João dos
Reis Silva Júnior: O direito à nova servidão
O
pacote fiscal há algum tempo discutido pela equipe econômica do governo Lula
foi anunciado no dia 27 último, quarta-feira, quando eu acabara de escrever o
texto que seria publicado no dia seguinte. Não havia tempo para entrar no
assunto. Contudo fiz algumas anotações! De fato, eram hipóteses por meio das
quais eu gostaria de continuar o texto: (i) A escravidão tem outra forma. (ii)
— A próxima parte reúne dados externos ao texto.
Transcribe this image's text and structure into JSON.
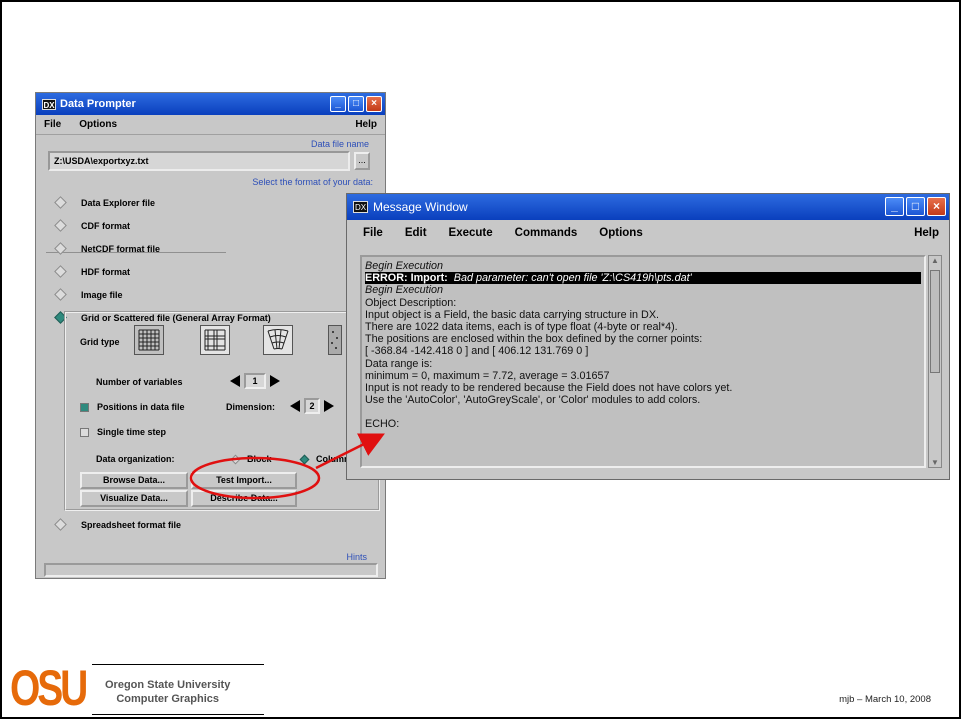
{
  "data_prompter": {
    "title": "Data Prompter",
    "app_icon": "DX",
    "menu": {
      "file": "File",
      "options": "Options",
      "help": "Help"
    },
    "data_file_label": "Data file name",
    "data_file_value": "Z:\\USDA\\exportxyz.txt",
    "browse_dots": "...",
    "format_label": "Select the format of your data:",
    "formats": [
      {
        "label": "Data Explorer file",
        "selected": false
      },
      {
        "label": "CDF format",
        "selected": false
      },
      {
        "label": "NetCDF format file",
        "selected": false
      },
      {
        "label": "HDF format",
        "selected": false
      },
      {
        "label": "Image file",
        "selected": false
      },
      {
        "label": "Grid or Scattered file (General Array Format)",
        "selected": true
      }
    ],
    "grid_type_label": "Grid type",
    "num_vars_label": "Number of variables",
    "num_vars_value": "1",
    "positions_label": "Positions in data file",
    "positions_checked": true,
    "dimension_label": "Dimension:",
    "dimension_value": "2",
    "single_step_label": "Single time step",
    "single_step_checked": false,
    "data_org_label": "Data organization:",
    "block_label": "Block",
    "columnar_label": "Columna",
    "buttons": {
      "browse": "Browse Data...",
      "test_import": "Test Import...",
      "visualize": "Visualize Data...",
      "describe": "Describe Data..."
    },
    "spreadsheet_label": "Spreadsheet format file",
    "hints_label": "Hints"
  },
  "message_window": {
    "title": "Message Window",
    "app_icon": "DX",
    "menu": [
      "File",
      "Edit",
      "Execute",
      "Commands",
      "Options"
    ],
    "help": "Help",
    "log": {
      "line1": "Begin Execution",
      "error_prefix": "ERROR: Import:",
      "error_msg": "Bad parameter: can't open file 'Z:\\CS419h\\pts.dat'",
      "line3": "Begin Execution",
      "line4": "Object Description:",
      "line5": "Input object is a Field, the basic data carrying structure in DX.",
      "line6": "There are 1022 data items, each is of type float (4-byte or real*4).",
      "line7": "The positions are enclosed within the box defined by the corner points:",
      "line8": "[ -368.84 -142.418 0 ] and [ 406.12 131.769 0 ]",
      "line9": "Data range is:",
      "line10": "minimum = 0, maximum = 7.72, average = 3.01657",
      "line11": "Input is not ready to be rendered because the Field does not have colors yet.",
      "line12": "Use the 'AutoColor', 'AutoGreyScale', or 'Color' modules to add colors.",
      "line13": "",
      "line14": "ECHO:"
    }
  },
  "footer": {
    "logo": "OSU",
    "university": "Oregon State University",
    "department": "Computer Graphics",
    "date": "mjb – March 10, 2008"
  },
  "colors": {
    "titlebar": "#0a3fbd",
    "osu_orange": "#e66a0a",
    "annotation_red": "#e01010"
  }
}
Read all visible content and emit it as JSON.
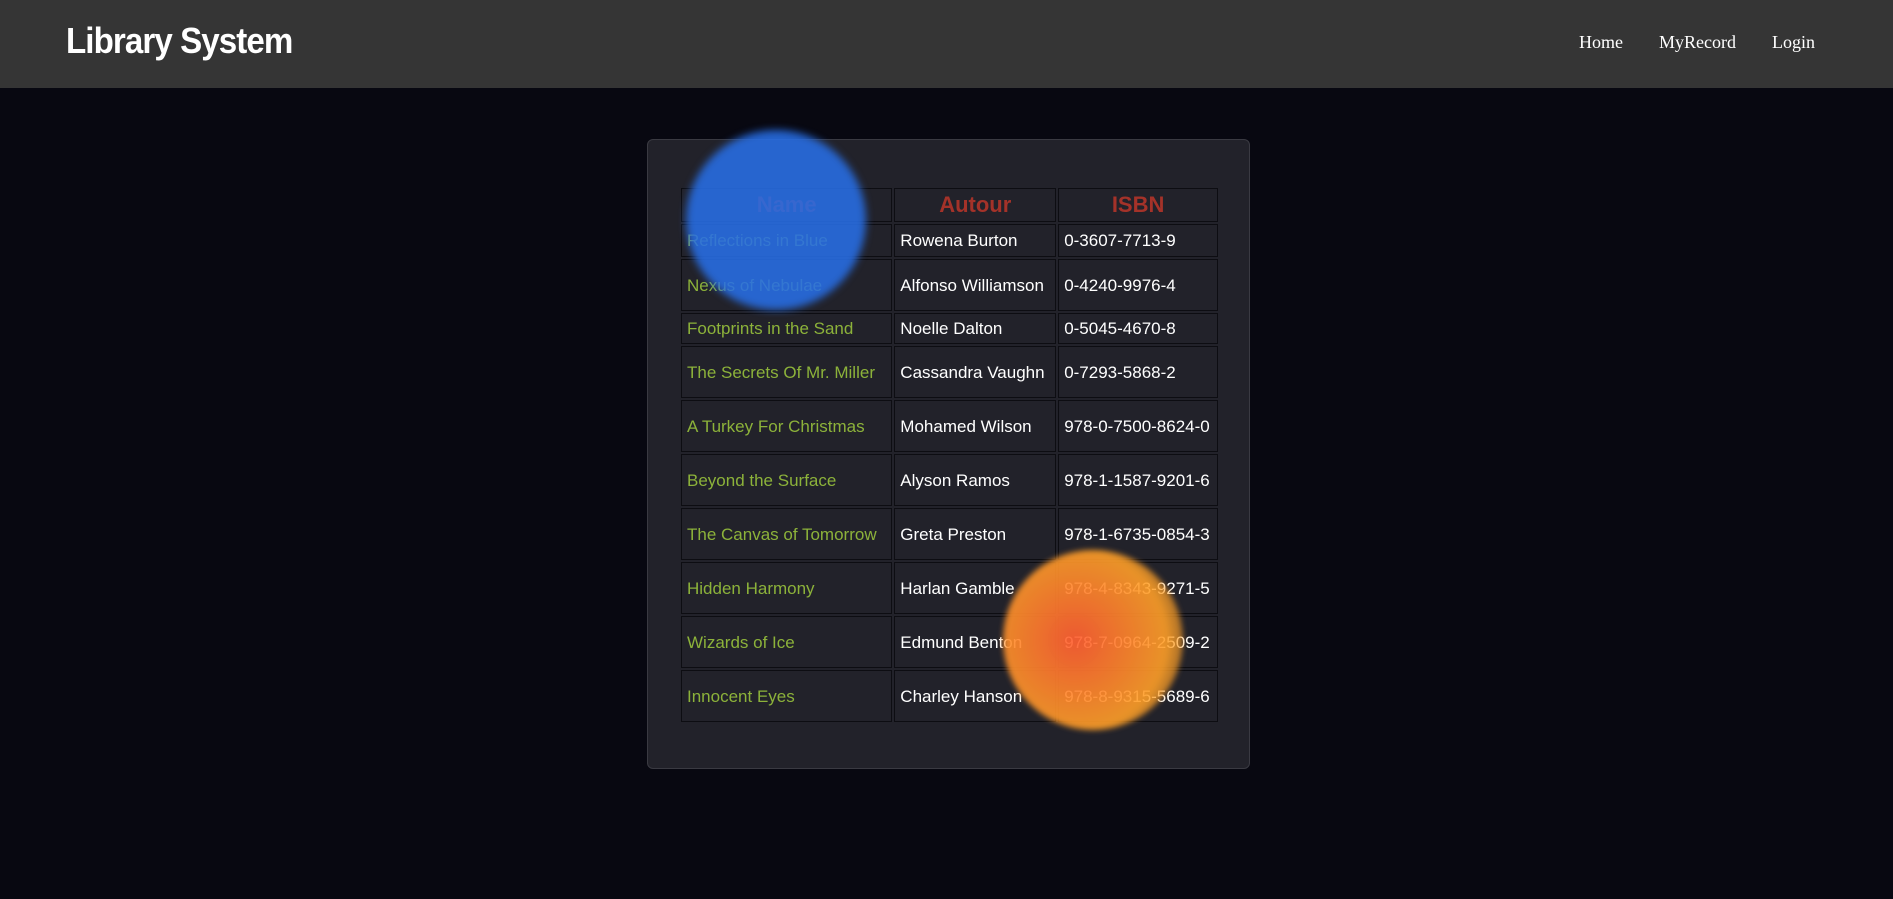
{
  "navbar": {
    "brand": "Library System",
    "links": [
      "Home",
      "MyRecord",
      "Login"
    ]
  },
  "table": {
    "headers": [
      "Name",
      "Autour",
      "ISBN"
    ],
    "rows": [
      {
        "name": "Reflections in Blue",
        "author": "Rowena Burton",
        "isbn": "0-3607-7713-9"
      },
      {
        "name": "Nexus of Nebulae",
        "author": "Alfonso Williamson",
        "isbn": "0-4240-9976-4"
      },
      {
        "name": "Footprints in the Sand",
        "author": "Noelle Dalton",
        "isbn": "0-5045-4670-8"
      },
      {
        "name": "The Secrets Of Mr. Miller",
        "author": "Cassandra Vaughn",
        "isbn": "0-7293-5868-2"
      },
      {
        "name": "A Turkey For Christmas",
        "author": "Mohamed Wilson",
        "isbn": "978-0-7500-8624-0"
      },
      {
        "name": "Beyond the Surface",
        "author": "Alyson Ramos",
        "isbn": "978-1-1587-9201-6"
      },
      {
        "name": "The Canvas of Tomorrow",
        "author": "Greta Preston",
        "isbn": "978-1-6735-0854-3"
      },
      {
        "name": "Hidden Harmony",
        "author": "Harlan Gamble",
        "isbn": "978-4-8343-9271-5"
      },
      {
        "name": "Wizards of Ice",
        "author": "Edmund Benton",
        "isbn": "978-7-0964-2509-2"
      },
      {
        "name": "Innocent Eyes",
        "author": "Charley Hanson",
        "isbn": "978-8-9315-5689-6"
      }
    ]
  },
  "colors": {
    "navbar_bg": "#353535",
    "page_bg": "#080811",
    "header_text": "#a43229",
    "name_text": "#8cb23a"
  }
}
Os rentistas continuam dando as cartas sem Paulo Guedes e a terceira versava
sobre a condição do Estado brasileiro que, mostrava de uma vez por todas que
não fora republicanizado e, por último, o congresso é dominado pelos oligarcas
de gerações atuais — do mesmo tronco daqueles que punham os escravos na
tortura.
• Abolição e a República
brasileira
O
movimento abolicionista, com origens europeias no final do século XVIII, ganhou
impulso durante a Revolução Francesa. O Brasil, entretanto, foi o último país
das Américas a abolir a escravatura, em 13 de maio de 1888, com a promulgação
da Lei Áurea. Entre os principais intelectuais abolicionistas brasileiros,
destaca-se André Rebouças, Rui Barbosa e José do Patrocínio, entre muitos
outros. Foi um marco histórico que viria a delinear muito do que é a sociedade
brasileira.
Havia
duas linhas em defesa da abolição: a primeira lutava pela libertação e pela
democratização rural. Uma segunda, conservadora, buscando manter o figurino
escravocrata com nova roupagem. Buscavam a indenização dos oligarcas e a saída
dos pretos e pardos sem qualquer preparação relativa aos escravos libertos.
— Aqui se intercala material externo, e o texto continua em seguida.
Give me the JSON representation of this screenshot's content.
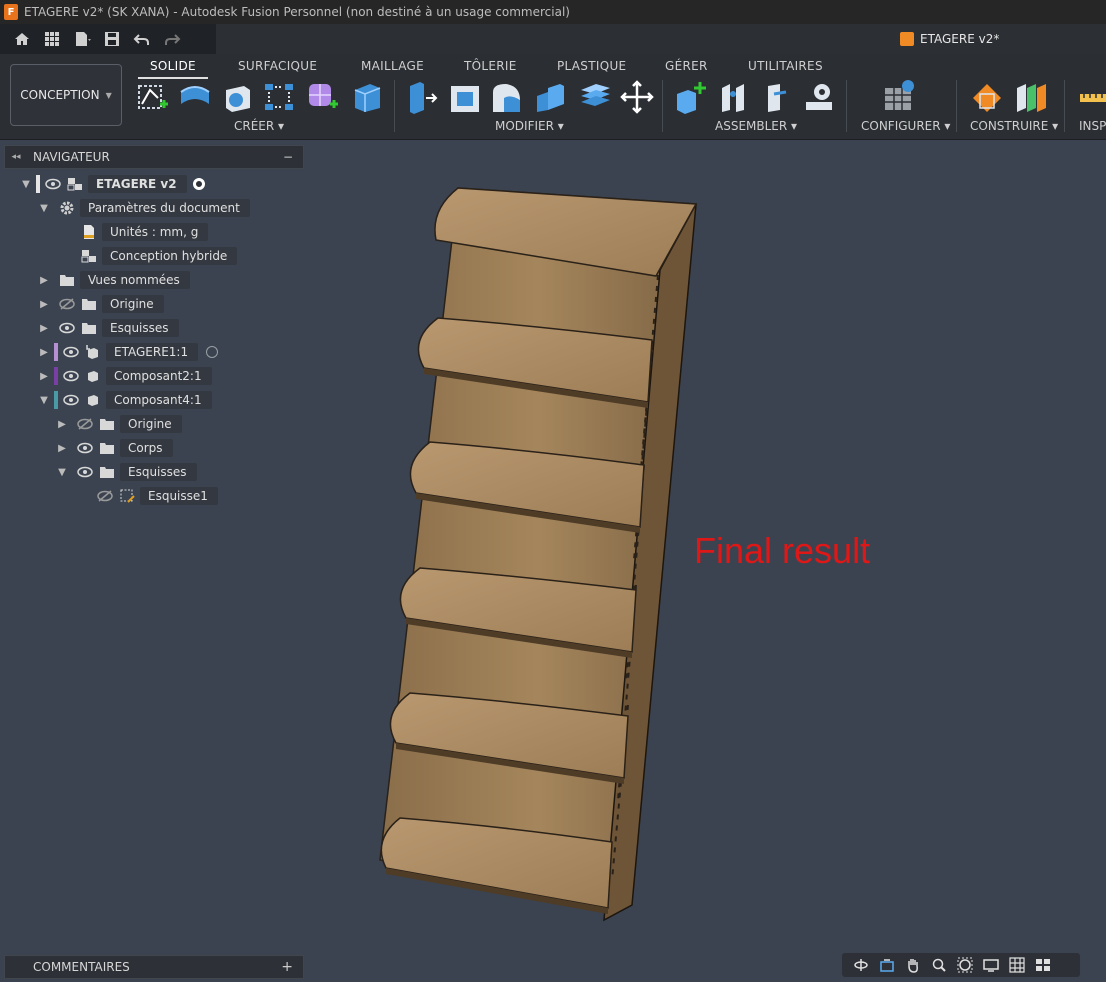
{
  "window": {
    "title": "ETAGERE v2* (SK XANA) - Autodesk Fusion Personnel (non destiné à un usage commercial)",
    "app_logo_letter": "F"
  },
  "document_tab": {
    "label": "ETAGERE v2*",
    "icon": "orange-cube-icon"
  },
  "quick_access": [
    "home-icon",
    "grid-icon",
    "file-icon",
    "save-icon",
    "undo-icon",
    "redo-icon"
  ],
  "workspace": {
    "label": "CONCEPTION"
  },
  "ribbon": {
    "tabs": [
      "SOLIDE",
      "SURFACIQUE",
      "MAILLAGE",
      "TÔLERIE",
      "PLASTIQUE",
      "GÉRER",
      "UTILITAIRES"
    ],
    "active_tab": "SOLIDE",
    "groups": [
      "CRÉER",
      "MODIFIER",
      "ASSEMBLER",
      "CONFIGURER",
      "CONSTRUIRE",
      "INSP"
    ]
  },
  "navigator": {
    "title": "NAVIGATEUR",
    "rows": [
      {
        "label": "ETAGERE v2"
      },
      {
        "label": "Paramètres du document"
      },
      {
        "label": "Unités : mm, g"
      },
      {
        "label": "Conception hybride"
      },
      {
        "label": "Vues nommées"
      },
      {
        "label": "Origine"
      },
      {
        "label": "Esquisses"
      },
      {
        "label": "ETAGERE1:1"
      },
      {
        "label": "Composant2:1"
      },
      {
        "label": "Composant4:1"
      },
      {
        "label": "Origine"
      },
      {
        "label": "Corps"
      },
      {
        "label": "Esquisses"
      },
      {
        "label": "Esquisse1"
      }
    ]
  },
  "comments": {
    "label": "COMMENTAIRES"
  },
  "viewport": {
    "annotation": "Final result"
  },
  "colors": {
    "accent_orange": "#e8731d",
    "bar_purple_light": "#b58fd1",
    "bar_purple": "#7a3fa6",
    "bar_teal": "#4a9aa5",
    "annotation_red": "#e01717"
  }
}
Quando libertos, os negros sofreram preconceitos, repressão e se refugiaram na
periferia das grandes cidades, fato decisivo para a origem e a expansão das
favelas atuais.
A
abolição precisa ser entendida na sua relação com a Proclamação da República no
Brasil. Os atores não se diferenciavam em muita coisa. Foi um levante de quem
já estava em pé; fazendeiros escravagistas, no dia seguinte à abolição,
juntamente com grupos antimonarquistas, se colocaram contra até consumar o
golpe de 15 de novembro de 1889, quando os militares assumiram o Estado
patrimonial e em seguida, passados quatro anos, transferiram o governo aos
oligarcas cafeicultores a título de “indenização”.
A
república no país foi o resultado do primeiro golpe militar para manter o pacto
social com a supremacia oligarca, tendo como cão de guarda o exército
brasileiro — sempre acionado para conter eventual quebra do pacto social
realizado nesse momento da história.
Fernando
Haddad (sim, ele mesmo, que negocia o pacote fiscal) complementa que, em outra
direção, a tese que planeja desenvolver é a de que, com a Proclamação da
República, o Estado patrimonial, embora tenha mudado de mãos, não se
republicanizou. O patrimonialismo, nesse contexto, sofreu uma transformação,
“modernizando-se”. Sob o manto do Exército, ocorreu uma significativa troca de
comando: da monarquia constitucional para uma “oligarquia absoluta”. Essa
transformação, paradoxalmente, foi impulsionada pela abolição da escravatura. A
esse respeito, o movimento dos “republicanos de última hora” ou “republicanos
de 14 de maio” é bastante revelador.
• O feroz cão de guarda
Depreende-se,
aqui, o peso que as Forças Armadas jogam na frágil democracia brasileira. São
consequências da escravidão no Brasil, enraizadas no Estado, nas antigas
oligarquias rurais e na sociedade como um todo. O país é o lugar de “oligarquia
absoluta” e “Estado não republicanizado”. Francisco de Oliveira, em seus
estudos, aprofundou a análise sobre essa herança, demonstrando como a Abolição,
além de uma indenização aos antigos proprietários de escravos, configurou-se
também como uma ação de despejo.
Libertados
sem qualquer preparo ou suporte, os ex-escravos, majoritariamente pretos e
pardos, migraram em massa para as cidades à procura de subsistência. As favelas
cresceram e já abrigam mais de 50% da população brasileira. Lugar que algumas
“esquerdas” evitam ou ignoram e que se tornou um território à margem do Estado.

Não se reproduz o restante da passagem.